As with the best bad ideas, the reasoning starts with a laudable appeal to kindness. Kim points out that parents love their adopted children and that, as such, these bonds are possible regardless of provenance. Of course, no one wants to admit an adoptive child isn’t as loved as one who is biologically related. But nature isn’t kind and, like it or not, human beings are a part of nature.
Adoption, sadly, does affect a child’s life chances. Whether this is due to disrupted nature or nurture is unclear, but a report by Adoption UK revealed that adopted children are twice as likely not to be in employment, education or training (NEET) as their peers, while 16% of them have had contact with the criminal justice system and 39% have needed help from mental health services. Meanwhile, the psychological impact on children born to surrogates is, as yet, largely unknown. Like adoption, though, it is unlikely to be consequence-free.
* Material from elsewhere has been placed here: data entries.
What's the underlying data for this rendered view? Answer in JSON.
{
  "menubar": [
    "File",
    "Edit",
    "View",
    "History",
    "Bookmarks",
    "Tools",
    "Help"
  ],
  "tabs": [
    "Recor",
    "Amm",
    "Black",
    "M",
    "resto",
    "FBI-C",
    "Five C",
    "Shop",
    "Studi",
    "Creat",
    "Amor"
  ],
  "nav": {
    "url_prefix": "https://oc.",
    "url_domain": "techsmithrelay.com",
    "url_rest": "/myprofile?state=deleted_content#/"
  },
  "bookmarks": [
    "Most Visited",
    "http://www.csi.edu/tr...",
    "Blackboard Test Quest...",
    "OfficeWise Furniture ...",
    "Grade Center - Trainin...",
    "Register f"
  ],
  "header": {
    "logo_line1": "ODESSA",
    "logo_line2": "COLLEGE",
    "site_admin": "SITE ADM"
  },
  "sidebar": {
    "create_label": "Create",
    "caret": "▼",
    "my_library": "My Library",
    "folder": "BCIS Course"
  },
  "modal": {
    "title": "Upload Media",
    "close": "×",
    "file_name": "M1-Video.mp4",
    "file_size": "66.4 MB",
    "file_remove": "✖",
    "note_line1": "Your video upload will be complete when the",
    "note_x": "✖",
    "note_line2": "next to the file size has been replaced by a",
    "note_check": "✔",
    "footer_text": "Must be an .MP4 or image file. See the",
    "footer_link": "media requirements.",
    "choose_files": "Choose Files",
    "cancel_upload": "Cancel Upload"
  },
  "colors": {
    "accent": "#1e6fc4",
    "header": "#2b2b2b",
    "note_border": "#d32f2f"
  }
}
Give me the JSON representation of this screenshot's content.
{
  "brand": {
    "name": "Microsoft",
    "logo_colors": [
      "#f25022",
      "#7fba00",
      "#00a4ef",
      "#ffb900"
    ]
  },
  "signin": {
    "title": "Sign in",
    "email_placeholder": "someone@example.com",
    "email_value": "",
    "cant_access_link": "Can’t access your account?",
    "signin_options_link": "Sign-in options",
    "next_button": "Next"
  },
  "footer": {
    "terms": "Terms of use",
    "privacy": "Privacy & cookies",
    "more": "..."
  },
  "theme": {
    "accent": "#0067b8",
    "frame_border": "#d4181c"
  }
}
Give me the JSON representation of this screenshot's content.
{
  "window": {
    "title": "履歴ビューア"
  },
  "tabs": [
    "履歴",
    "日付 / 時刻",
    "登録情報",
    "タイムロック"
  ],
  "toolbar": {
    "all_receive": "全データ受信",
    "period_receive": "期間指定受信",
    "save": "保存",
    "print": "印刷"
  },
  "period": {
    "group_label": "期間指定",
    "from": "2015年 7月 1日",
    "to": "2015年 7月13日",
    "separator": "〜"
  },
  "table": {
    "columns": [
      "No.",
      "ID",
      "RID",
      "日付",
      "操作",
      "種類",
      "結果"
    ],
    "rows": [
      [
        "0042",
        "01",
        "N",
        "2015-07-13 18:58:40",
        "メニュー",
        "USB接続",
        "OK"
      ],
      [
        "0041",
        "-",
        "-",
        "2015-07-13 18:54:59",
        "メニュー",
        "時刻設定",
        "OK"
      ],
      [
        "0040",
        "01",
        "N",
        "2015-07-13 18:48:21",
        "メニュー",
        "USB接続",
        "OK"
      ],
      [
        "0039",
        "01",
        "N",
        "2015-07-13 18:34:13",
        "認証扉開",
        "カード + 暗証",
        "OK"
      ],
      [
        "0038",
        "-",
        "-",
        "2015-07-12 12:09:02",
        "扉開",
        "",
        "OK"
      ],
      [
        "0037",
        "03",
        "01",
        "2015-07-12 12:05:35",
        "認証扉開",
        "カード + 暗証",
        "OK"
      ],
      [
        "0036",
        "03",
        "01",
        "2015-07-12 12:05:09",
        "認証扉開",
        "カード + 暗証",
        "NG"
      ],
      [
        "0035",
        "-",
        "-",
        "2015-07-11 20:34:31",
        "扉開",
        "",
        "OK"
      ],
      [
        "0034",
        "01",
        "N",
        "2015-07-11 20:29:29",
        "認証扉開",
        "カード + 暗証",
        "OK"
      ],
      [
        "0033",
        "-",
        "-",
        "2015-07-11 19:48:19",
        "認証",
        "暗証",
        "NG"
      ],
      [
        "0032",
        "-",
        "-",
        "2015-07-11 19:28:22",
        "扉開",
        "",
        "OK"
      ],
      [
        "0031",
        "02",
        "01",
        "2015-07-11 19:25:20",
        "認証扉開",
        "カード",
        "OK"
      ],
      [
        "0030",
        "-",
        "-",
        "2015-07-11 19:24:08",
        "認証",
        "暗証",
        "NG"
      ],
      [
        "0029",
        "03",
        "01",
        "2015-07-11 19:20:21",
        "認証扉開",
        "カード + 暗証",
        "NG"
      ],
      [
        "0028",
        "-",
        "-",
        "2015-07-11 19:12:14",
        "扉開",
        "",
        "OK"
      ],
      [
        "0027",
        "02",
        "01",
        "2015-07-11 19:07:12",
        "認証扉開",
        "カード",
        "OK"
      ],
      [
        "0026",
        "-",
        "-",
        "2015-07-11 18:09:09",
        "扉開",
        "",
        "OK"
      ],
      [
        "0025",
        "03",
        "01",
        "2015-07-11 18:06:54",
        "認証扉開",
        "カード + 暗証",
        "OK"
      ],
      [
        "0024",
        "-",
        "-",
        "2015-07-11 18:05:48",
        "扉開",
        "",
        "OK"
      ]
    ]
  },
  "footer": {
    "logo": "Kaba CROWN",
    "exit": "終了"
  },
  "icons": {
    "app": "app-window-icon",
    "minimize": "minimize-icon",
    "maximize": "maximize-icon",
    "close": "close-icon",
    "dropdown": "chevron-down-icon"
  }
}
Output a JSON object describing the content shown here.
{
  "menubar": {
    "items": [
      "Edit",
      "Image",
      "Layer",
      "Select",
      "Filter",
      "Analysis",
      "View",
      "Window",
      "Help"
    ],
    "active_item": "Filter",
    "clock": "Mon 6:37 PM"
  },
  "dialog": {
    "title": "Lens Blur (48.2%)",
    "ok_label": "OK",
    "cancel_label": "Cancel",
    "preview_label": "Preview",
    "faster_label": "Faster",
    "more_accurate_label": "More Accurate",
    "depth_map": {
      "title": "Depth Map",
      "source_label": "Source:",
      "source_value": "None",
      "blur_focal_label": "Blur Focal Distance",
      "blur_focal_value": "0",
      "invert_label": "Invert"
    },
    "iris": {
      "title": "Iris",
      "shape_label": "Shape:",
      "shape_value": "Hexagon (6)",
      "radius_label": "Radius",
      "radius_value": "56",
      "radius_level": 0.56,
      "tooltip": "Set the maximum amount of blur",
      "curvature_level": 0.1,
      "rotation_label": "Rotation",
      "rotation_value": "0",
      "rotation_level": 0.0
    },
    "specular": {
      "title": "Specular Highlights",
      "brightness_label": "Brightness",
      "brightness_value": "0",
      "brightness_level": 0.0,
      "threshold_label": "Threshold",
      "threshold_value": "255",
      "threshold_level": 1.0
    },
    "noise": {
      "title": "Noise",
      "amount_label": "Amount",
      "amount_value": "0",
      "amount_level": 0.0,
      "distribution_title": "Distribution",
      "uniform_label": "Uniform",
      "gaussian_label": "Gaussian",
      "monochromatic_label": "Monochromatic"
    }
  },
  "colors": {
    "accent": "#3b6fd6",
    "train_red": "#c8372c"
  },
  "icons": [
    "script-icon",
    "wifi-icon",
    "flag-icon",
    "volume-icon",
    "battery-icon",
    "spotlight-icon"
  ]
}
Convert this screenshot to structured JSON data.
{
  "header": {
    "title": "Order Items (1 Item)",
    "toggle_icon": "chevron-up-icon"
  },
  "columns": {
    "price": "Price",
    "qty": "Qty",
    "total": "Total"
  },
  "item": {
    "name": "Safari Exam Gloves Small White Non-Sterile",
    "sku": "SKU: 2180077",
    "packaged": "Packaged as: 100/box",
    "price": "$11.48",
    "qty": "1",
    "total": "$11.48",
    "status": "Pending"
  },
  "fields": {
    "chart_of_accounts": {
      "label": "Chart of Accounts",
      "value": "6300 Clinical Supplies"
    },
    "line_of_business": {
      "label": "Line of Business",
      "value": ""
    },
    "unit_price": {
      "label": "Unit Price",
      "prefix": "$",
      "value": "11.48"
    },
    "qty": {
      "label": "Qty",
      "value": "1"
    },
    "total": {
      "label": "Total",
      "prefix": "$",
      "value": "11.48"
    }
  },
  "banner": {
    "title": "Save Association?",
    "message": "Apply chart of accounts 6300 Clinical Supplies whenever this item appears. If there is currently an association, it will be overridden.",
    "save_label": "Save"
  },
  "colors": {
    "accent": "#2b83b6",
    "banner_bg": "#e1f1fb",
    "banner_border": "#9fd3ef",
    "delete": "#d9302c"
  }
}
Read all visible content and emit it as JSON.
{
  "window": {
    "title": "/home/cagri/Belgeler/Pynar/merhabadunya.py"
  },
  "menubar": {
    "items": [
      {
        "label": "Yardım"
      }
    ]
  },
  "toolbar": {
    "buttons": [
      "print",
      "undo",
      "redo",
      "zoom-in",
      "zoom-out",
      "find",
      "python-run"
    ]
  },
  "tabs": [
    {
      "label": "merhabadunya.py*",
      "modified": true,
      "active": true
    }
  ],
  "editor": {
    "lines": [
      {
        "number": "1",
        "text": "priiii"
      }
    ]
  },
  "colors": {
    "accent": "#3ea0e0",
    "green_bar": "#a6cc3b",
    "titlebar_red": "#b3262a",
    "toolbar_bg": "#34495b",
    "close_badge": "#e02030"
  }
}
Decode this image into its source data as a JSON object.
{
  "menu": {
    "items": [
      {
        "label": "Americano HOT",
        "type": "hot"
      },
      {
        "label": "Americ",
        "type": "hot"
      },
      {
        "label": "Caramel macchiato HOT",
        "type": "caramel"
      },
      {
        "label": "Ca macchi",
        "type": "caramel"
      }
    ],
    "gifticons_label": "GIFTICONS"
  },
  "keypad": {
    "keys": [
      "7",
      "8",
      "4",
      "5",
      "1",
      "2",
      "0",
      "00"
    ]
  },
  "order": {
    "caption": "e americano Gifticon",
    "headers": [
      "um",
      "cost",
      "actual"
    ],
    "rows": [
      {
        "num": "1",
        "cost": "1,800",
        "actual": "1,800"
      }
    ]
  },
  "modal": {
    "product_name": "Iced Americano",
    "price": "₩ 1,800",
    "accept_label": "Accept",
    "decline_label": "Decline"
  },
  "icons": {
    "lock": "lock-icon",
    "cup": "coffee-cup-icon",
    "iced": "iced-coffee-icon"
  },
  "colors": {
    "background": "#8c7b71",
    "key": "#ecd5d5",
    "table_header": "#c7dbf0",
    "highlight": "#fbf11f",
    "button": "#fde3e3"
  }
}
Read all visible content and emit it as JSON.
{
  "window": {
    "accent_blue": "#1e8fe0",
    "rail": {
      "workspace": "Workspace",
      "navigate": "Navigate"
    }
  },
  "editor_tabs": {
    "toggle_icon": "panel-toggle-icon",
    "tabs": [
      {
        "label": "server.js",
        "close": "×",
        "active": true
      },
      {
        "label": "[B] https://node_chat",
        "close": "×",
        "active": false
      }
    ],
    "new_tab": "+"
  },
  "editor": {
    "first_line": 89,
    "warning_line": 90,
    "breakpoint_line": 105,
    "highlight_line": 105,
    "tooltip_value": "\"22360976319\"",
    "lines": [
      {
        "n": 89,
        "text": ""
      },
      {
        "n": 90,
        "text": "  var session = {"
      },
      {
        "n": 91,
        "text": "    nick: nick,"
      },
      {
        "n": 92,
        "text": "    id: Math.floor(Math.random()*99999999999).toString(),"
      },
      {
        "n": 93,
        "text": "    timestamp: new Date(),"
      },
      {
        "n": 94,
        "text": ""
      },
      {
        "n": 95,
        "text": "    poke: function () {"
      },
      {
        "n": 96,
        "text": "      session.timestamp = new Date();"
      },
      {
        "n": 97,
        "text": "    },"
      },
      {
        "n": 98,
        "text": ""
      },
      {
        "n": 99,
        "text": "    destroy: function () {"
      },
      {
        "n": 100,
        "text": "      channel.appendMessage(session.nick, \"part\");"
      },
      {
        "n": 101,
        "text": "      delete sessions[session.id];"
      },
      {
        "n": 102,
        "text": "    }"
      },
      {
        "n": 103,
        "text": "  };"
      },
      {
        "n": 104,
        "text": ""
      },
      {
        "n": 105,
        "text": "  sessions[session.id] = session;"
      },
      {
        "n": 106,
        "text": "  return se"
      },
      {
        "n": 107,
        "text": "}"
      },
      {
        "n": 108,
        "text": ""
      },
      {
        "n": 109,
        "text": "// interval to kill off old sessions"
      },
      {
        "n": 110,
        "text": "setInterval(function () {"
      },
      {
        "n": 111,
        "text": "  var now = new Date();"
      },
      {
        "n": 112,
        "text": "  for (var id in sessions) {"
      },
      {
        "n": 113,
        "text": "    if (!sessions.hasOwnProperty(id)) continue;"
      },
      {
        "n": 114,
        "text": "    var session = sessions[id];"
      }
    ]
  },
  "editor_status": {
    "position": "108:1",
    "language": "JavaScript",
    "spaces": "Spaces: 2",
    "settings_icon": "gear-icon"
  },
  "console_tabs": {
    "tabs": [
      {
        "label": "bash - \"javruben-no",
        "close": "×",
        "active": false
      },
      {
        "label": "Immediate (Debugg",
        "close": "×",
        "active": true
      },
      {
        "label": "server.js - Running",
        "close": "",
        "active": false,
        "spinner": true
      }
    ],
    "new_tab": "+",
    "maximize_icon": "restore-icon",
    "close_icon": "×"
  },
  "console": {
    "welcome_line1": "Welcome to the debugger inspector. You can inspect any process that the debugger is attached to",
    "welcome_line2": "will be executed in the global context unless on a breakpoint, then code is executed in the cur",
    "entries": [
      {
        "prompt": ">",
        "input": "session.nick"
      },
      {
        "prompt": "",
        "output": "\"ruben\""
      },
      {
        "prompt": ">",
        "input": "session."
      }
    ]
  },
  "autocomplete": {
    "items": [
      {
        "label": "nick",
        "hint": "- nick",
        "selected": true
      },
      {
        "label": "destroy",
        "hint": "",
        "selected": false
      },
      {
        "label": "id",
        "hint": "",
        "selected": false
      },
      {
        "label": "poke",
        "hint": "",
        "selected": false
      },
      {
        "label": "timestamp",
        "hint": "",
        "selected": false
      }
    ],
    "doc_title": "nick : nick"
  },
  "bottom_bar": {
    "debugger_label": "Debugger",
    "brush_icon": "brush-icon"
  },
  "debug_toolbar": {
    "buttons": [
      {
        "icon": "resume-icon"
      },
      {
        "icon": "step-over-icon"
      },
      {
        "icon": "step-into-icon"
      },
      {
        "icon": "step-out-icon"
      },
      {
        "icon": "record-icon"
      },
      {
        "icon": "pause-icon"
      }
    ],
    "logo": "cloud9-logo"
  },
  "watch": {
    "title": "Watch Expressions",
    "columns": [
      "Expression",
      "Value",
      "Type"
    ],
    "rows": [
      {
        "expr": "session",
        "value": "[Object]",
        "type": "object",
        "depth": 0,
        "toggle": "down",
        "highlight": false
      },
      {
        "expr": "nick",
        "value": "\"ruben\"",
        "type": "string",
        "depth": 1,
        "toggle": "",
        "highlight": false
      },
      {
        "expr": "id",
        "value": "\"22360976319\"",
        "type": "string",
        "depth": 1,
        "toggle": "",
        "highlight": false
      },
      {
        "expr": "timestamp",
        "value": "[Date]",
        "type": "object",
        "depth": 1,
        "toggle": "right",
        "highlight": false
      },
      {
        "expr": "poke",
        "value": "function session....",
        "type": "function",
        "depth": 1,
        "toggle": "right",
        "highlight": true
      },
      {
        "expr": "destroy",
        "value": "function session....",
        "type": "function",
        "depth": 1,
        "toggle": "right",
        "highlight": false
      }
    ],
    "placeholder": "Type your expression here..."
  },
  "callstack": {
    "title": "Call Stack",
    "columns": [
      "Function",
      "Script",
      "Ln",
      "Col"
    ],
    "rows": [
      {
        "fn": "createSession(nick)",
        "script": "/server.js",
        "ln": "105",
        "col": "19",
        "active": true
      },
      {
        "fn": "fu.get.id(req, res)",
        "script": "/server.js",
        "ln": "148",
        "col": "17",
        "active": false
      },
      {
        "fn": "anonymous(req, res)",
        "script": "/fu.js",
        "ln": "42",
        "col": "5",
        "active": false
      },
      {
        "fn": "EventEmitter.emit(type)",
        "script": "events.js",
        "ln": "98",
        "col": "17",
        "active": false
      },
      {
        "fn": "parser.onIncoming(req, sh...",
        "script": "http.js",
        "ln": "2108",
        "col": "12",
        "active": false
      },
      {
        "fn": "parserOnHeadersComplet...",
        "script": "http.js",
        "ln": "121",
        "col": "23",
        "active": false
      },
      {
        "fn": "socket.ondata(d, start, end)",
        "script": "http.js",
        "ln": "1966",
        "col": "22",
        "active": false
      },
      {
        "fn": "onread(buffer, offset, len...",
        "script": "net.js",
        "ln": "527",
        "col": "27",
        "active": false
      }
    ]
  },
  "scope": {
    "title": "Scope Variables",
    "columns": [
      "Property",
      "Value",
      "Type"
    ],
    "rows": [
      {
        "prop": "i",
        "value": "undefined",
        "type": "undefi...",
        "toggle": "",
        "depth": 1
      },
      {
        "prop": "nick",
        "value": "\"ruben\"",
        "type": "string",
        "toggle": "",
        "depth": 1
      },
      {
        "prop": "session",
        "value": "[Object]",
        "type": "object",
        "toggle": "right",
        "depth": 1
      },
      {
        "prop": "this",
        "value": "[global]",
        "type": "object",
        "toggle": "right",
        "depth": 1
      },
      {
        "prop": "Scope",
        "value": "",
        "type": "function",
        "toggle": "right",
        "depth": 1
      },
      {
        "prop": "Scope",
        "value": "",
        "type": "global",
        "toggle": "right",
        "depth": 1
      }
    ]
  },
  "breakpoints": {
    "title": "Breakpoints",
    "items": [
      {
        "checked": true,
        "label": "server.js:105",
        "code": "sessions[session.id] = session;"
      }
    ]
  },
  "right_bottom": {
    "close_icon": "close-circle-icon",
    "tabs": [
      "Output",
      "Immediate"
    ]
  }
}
The instinctive reaction of those who proudly declare themselves progressive is that existing boundaries and bonds deserve to be broken. As Kim argues, “insisting that you’ll only be a parent to a related child will be seen as increasingly reductive and close-minded — a stance at odds with the momentum of our expanding ethics”. But morality does not expand at the same pace as technology.
Ultimately, right and wrong are not relative states. The idea that familial bonds don’t matter can be intellectualised and shaped into a compelling argument but, deep down, at the core of what it is to be human, we know that it is wrong.